The year was 1968. Every word of this story is true. Well, maybe embellished a little to satisfy my creative urge. But it’s a story I remember as if it were yesterday. Then again, maybe it was. In the scheme of things. My two best buddies at UB were freaky, to say the least. Actually, flaky might be a better description. Stu and Phil. (I'm the handsome one).
The way I remember it, and you know how that goes after 50 years, I was walking on campus one day in early Spring on the way to a class I never attended, when I heard a loud roar along side me. That was Phil. Actually, it was Phil’s motorcycle. Turns out he had just bought an ancient Harley Davidson. Man, Phil was already a cool dude. Short, but powerfully built, given his years as a high school wrestling champ. His wrists were thicker than my thighs.
Like all of us, Phil had started out at UB with the traditional brush cut, and cleanly shaven face. Again, like all of us, that lasted for about a month. We did everything we could to look older, cooler, hipper, and dirtier. Like our comrades from The City, I guess. But it worked. On this day, Phil wore filthy jeans, torn in too many places. A leather vest over his bare chest. Tall black boots. Dark sunglasses, even though the sun had been hibernating despite end of winter. And, of course, the obligatory bandana over his now shoulder-length hair. And let’s not forget the flaming red fu-mustache.

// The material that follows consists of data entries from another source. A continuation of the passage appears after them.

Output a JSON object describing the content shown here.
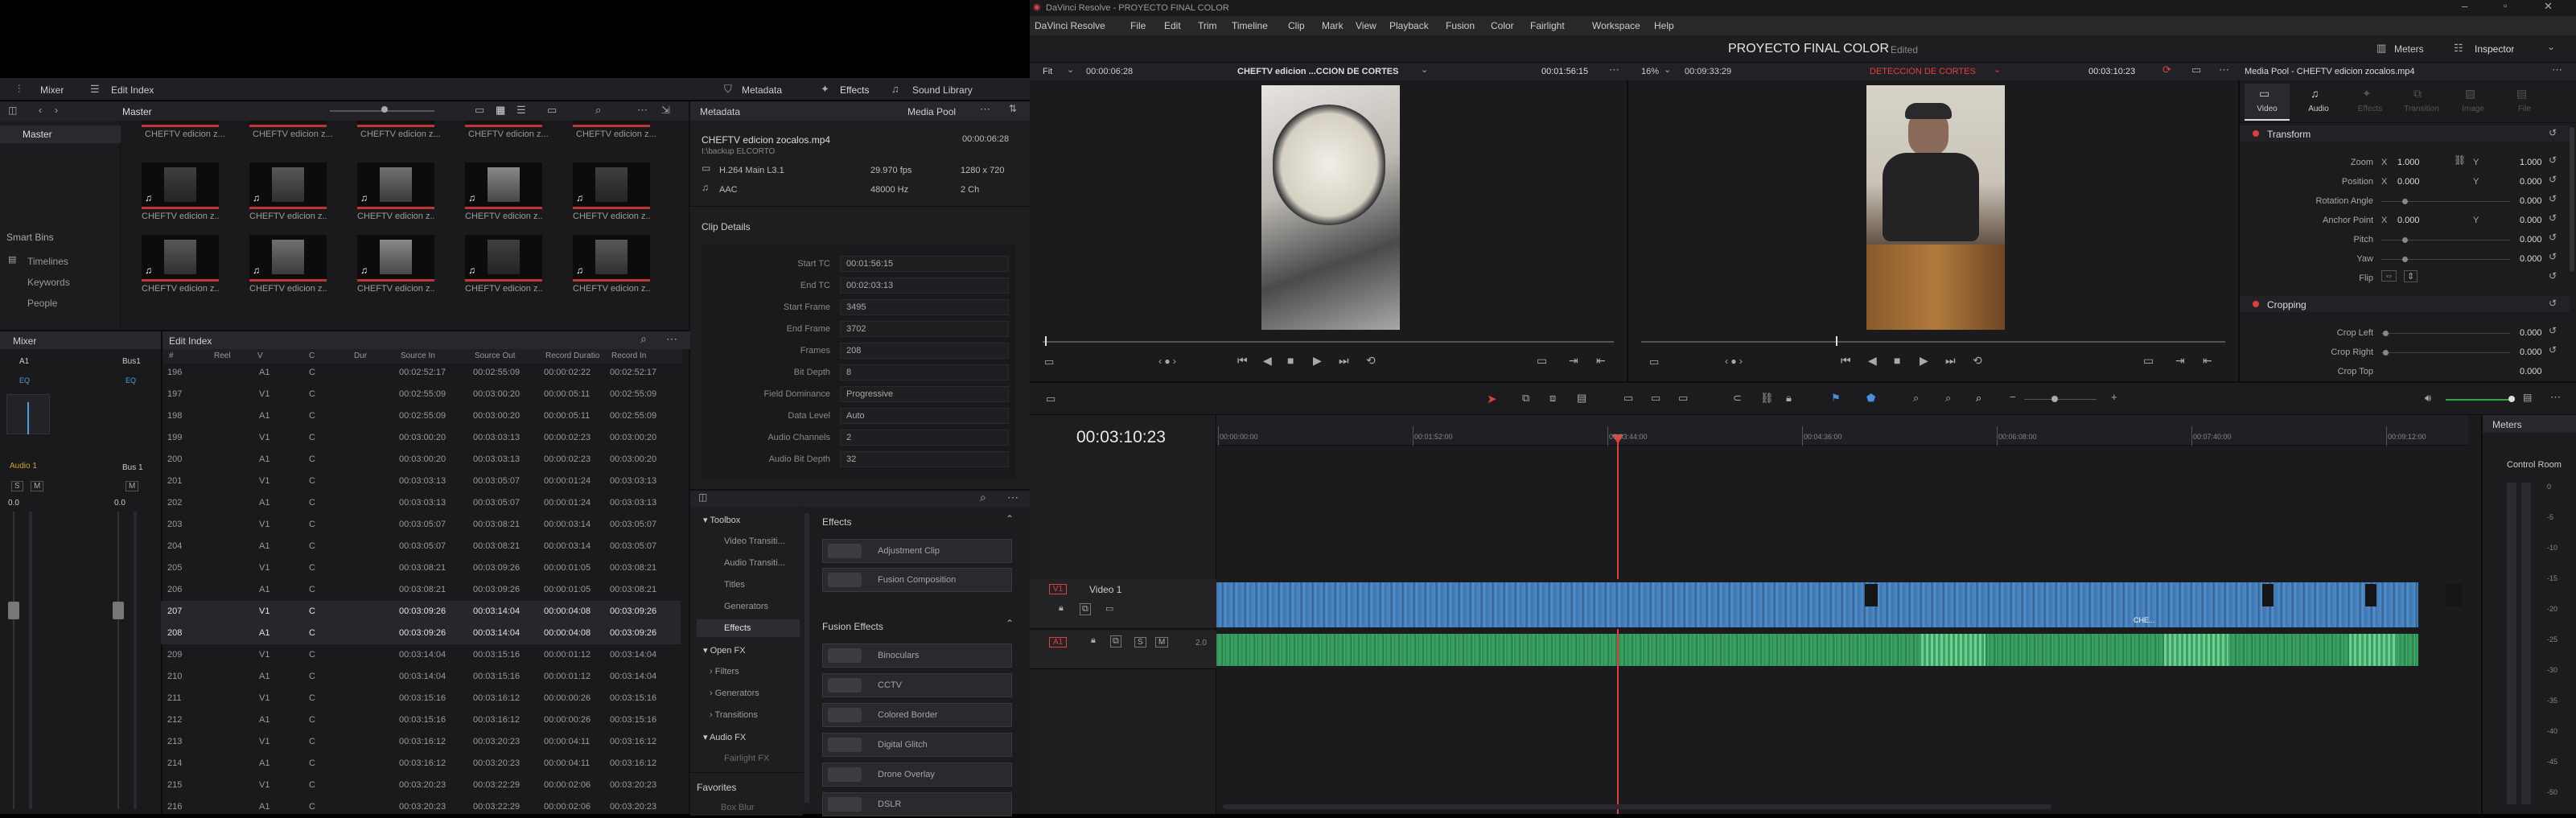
{
  "title_bar": {
    "app_title": "DaVinci Resolve - PROYECTO FINAL COLOR"
  },
  "menu": [
    "DaVinci Resolve",
    "File",
    "Edit",
    "Trim",
    "Timeline",
    "Clip",
    "Mark",
    "View",
    "Playback",
    "Fusion",
    "Color",
    "Fairlight",
    "Workspace",
    "Help"
  ],
  "project": {
    "name": "PROYECTO FINAL COLOR",
    "status": "Edited"
  },
  "top_right": {
    "meters": "Meters",
    "inspector": "Inspector"
  },
  "toolbar_left": {
    "mixer": "Mixer",
    "edit_index": "Edit Index",
    "metadata": "Metadata",
    "effects": "Effects",
    "sound_library": "Sound Library"
  },
  "media_pool": {
    "master_label": "Master",
    "bin_master": "Master",
    "smart_bins": "Smart Bins",
    "smart_items": [
      "Timelines",
      "Keywords",
      "People"
    ],
    "thumb_caption": "CHEFTV edicion z...",
    "top_caption": "CHEFTV edicion z..."
  },
  "metadata_panel": {
    "title": "Metadata",
    "media_pool_label": "Media Pool",
    "clip_name": "CHEFTV edicion zocalos.mp4",
    "duration": "00:00:06:28",
    "path": "I:\\backup ELCORTO",
    "codec": "H.264 Main L3.1",
    "fps": "29.970 fps",
    "resolution": "1280 x 720",
    "audio_codec": "AAC",
    "sample_rate": "48000 Hz",
    "channels": "2 Ch",
    "clip_details": "Clip Details",
    "details": [
      {
        "k": "Start TC",
        "v": "00:01:56:15"
      },
      {
        "k": "End TC",
        "v": "00:02:03:13"
      },
      {
        "k": "Start Frame",
        "v": "3495"
      },
      {
        "k": "End Frame",
        "v": "3702"
      },
      {
        "k": "Frames",
        "v": "208"
      },
      {
        "k": "Bit Depth",
        "v": "8"
      },
      {
        "k": "Field Dominance",
        "v": "Progressive"
      },
      {
        "k": "Data Level",
        "v": "Auto"
      },
      {
        "k": "Audio Channels",
        "v": "2"
      },
      {
        "k": "Audio Bit Depth",
        "v": "32"
      }
    ]
  },
  "mixer": {
    "title": "Mixer",
    "a1": "A1",
    "bus1": "Bus1",
    "bus1_label": "Bus 1",
    "audio1": "Audio 1",
    "eq": "EQ",
    "s": "S",
    "m": "M",
    "zero": "0.0"
  },
  "edit_index": {
    "title": "Edit Index",
    "columns": [
      "#",
      "Reel",
      "V",
      "C",
      "Dur",
      "Source In",
      "Source Out",
      "Record Duratio",
      "Record In"
    ],
    "rows": [
      [
        "196",
        "",
        "A1",
        "C",
        "",
        "00:02:52:17",
        "00:02:55:09",
        "00:00:02:22",
        "00:02:52:17"
      ],
      [
        "197",
        "",
        "V1",
        "C",
        "",
        "00:02:55:09",
        "00:03:00:20",
        "00:00:05:11",
        "00:02:55:09"
      ],
      [
        "198",
        "",
        "A1",
        "C",
        "",
        "00:02:55:09",
        "00:03:00:20",
        "00:00:05:11",
        "00:02:55:09"
      ],
      [
        "199",
        "",
        "V1",
        "C",
        "",
        "00:03:00:20",
        "00:03:03:13",
        "00:00:02:23",
        "00:03:00:20"
      ],
      [
        "200",
        "",
        "A1",
        "C",
        "",
        "00:03:00:20",
        "00:03:03:13",
        "00:00:02:23",
        "00:03:00:20"
      ],
      [
        "201",
        "",
        "V1",
        "C",
        "",
        "00:03:03:13",
        "00:03:05:07",
        "00:00:01:24",
        "00:03:03:13"
      ],
      [
        "202",
        "",
        "A1",
        "C",
        "",
        "00:03:03:13",
        "00:03:05:07",
        "00:00:01:24",
        "00:03:03:13"
      ],
      [
        "203",
        "",
        "V1",
        "C",
        "",
        "00:03:05:07",
        "00:03:08:21",
        "00:00:03:14",
        "00:03:05:07"
      ],
      [
        "204",
        "",
        "A1",
        "C",
        "",
        "00:03:05:07",
        "00:03:08:21",
        "00:00:03:14",
        "00:03:05:07"
      ],
      [
        "205",
        "",
        "V1",
        "C",
        "",
        "00:03:08:21",
        "00:03:09:26",
        "00:00:01:05",
        "00:03:08:21"
      ],
      [
        "206",
        "",
        "A1",
        "C",
        "",
        "00:03:08:21",
        "00:03:09:26",
        "00:00:01:05",
        "00:03:08:21"
      ],
      [
        "207",
        "",
        "V1",
        "C",
        "",
        "00:03:09:26",
        "00:03:14:04",
        "00:00:04:08",
        "00:03:09:26"
      ],
      [
        "208",
        "",
        "A1",
        "C",
        "",
        "00:03:09:26",
        "00:03:14:04",
        "00:00:04:08",
        "00:03:09:26"
      ],
      [
        "209",
        "",
        "V1",
        "C",
        "",
        "00:03:14:04",
        "00:03:15:16",
        "00:00:01:12",
        "00:03:14:04"
      ],
      [
        "210",
        "",
        "A1",
        "C",
        "",
        "00:03:14:04",
        "00:03:15:16",
        "00:00:01:12",
        "00:03:14:04"
      ],
      [
        "211",
        "",
        "V1",
        "C",
        "",
        "00:03:15:16",
        "00:03:16:12",
        "00:00:00:26",
        "00:03:15:16"
      ],
      [
        "212",
        "",
        "A1",
        "C",
        "",
        "00:03:15:16",
        "00:03:16:12",
        "00:00:00:26",
        "00:03:15:16"
      ],
      [
        "213",
        "",
        "V1",
        "C",
        "",
        "00:03:16:12",
        "00:03:20:23",
        "00:00:04:11",
        "00:03:16:12"
      ],
      [
        "214",
        "",
        "A1",
        "C",
        "",
        "00:03:16:12",
        "00:03:20:23",
        "00:00:04:11",
        "00:03:16:12"
      ],
      [
        "215",
        "",
        "V1",
        "C",
        "",
        "00:03:20:23",
        "00:03:22:29",
        "00:00:02:06",
        "00:03:20:23"
      ],
      [
        "216",
        "",
        "A1",
        "C",
        "",
        "00:03:20:23",
        "00:03:22:29",
        "00:00:02:06",
        "00:03:20:23"
      ]
    ]
  },
  "effects_tree": {
    "toolbox": "Toolbox",
    "items": [
      "Video Transiti...",
      "Audio Transiti...",
      "Titles",
      "Generators",
      "Effects"
    ],
    "open_fx": "Open FX",
    "open_fx_items": [
      "Filters",
      "Generators",
      "Transitions"
    ],
    "audio_fx": "Audio FX",
    "audio_fx_items": [
      "Fairlight FX"
    ],
    "favorites": "Favorites",
    "favorites_items": [
      "Box Blur"
    ]
  },
  "effects_list": {
    "effects_title": "Effects",
    "effects_items": [
      "Adjustment Clip",
      "Fusion Composition"
    ],
    "fusion_title": "Fusion Effects",
    "fusion_items": [
      "Binoculars",
      "CCTV",
      "Colored Border",
      "Digital Glitch",
      "Drone Overlay",
      "DSLR"
    ]
  },
  "source_viewer": {
    "zoom": "Fit",
    "tc_left": "00:00:06:28",
    "clip": "CHEFTV edicion ...CCIÓN DE CORTES",
    "tc_right": "00:01:56:15"
  },
  "timeline_viewer": {
    "zoom": "16%",
    "tc_left": "00:09:33:29",
    "timeline_name": "DETECCIÓN DE CORTES",
    "tc_right": "00:03:10:23"
  },
  "inspector": {
    "title": "Media Pool - CHEFTV edicion zocalos.mp4",
    "tabs": [
      "Video",
      "Audio",
      "Effects",
      "Transition",
      "Image",
      "File"
    ],
    "transform": "Transform",
    "zoom": {
      "label": "Zoom",
      "x": "1.000",
      "y": "1.000"
    },
    "position": {
      "label": "Position",
      "x": "0.000",
      "y": "0.000"
    },
    "rotation": {
      "label": "Rotation Angle",
      "v": "0.000"
    },
    "anchor": {
      "label": "Anchor Point",
      "x": "0.000",
      "y": "0.000"
    },
    "pitch": {
      "label": "Pitch",
      "v": "0.000"
    },
    "yaw": {
      "label": "Yaw",
      "v": "0.000"
    },
    "flip": "Flip",
    "cropping": "Cropping",
    "crop_left": {
      "label": "Crop Left",
      "v": "0.000"
    },
    "crop_right": {
      "label": "Crop Right",
      "v": "0.000"
    },
    "crop_top": {
      "label": "Crop Top",
      "v": "0.000"
    },
    "x": "X",
    "y": "Y"
  },
  "timeline": {
    "timecode": "00:03:10:23",
    "ruler": [
      "00:00:00:00",
      "00:01:52:00",
      "00:03:44:00",
      "00:04:36:00",
      "00:06:08:00",
      "00:07:40:00",
      "00:09:12:00"
    ],
    "v1": "V1",
    "video1": "Video 1",
    "a1": "A1",
    "a1_ch": "2.0",
    "clip_label": "CHE..."
  },
  "meters": {
    "title": "Meters",
    "control_room": "Control Room",
    "scale": [
      "0",
      "-5",
      "-10",
      "-15",
      "-20",
      "-25",
      "-30",
      "-35",
      "-40",
      "-45",
      "-50"
    ]
  }
}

“Hey, dude,” he said as he pulled to a stop next to me.
“Phil! Is that yours?” I asked.
“No, it’s my mother’s, you dork. Of course it’s mine. Just got it yesterday.”
By this point, I had walked over and now stood gawking at this ancient monstrosity. No fenders. Beat to you know what. Spewing exhaust. And loud. Deafeningly loud.
“Man, Phil. What is it?”
“It’s an old Harley, dude. 1,200 cc’s,” he added, whatever that meant. “Built in 1949.”
“Where’d you get it?”
“Bought it from a dude who rides with the Road Hogs,” he clarified. “I guess he needed the money more than the bike.”
“Really? How much?”
“Ready for this, dude? 75-bucks! So here I am, ridin’ a Harley Beast! Gotta split,” he shouted as he took off in a roar, smoke belching from the pipes.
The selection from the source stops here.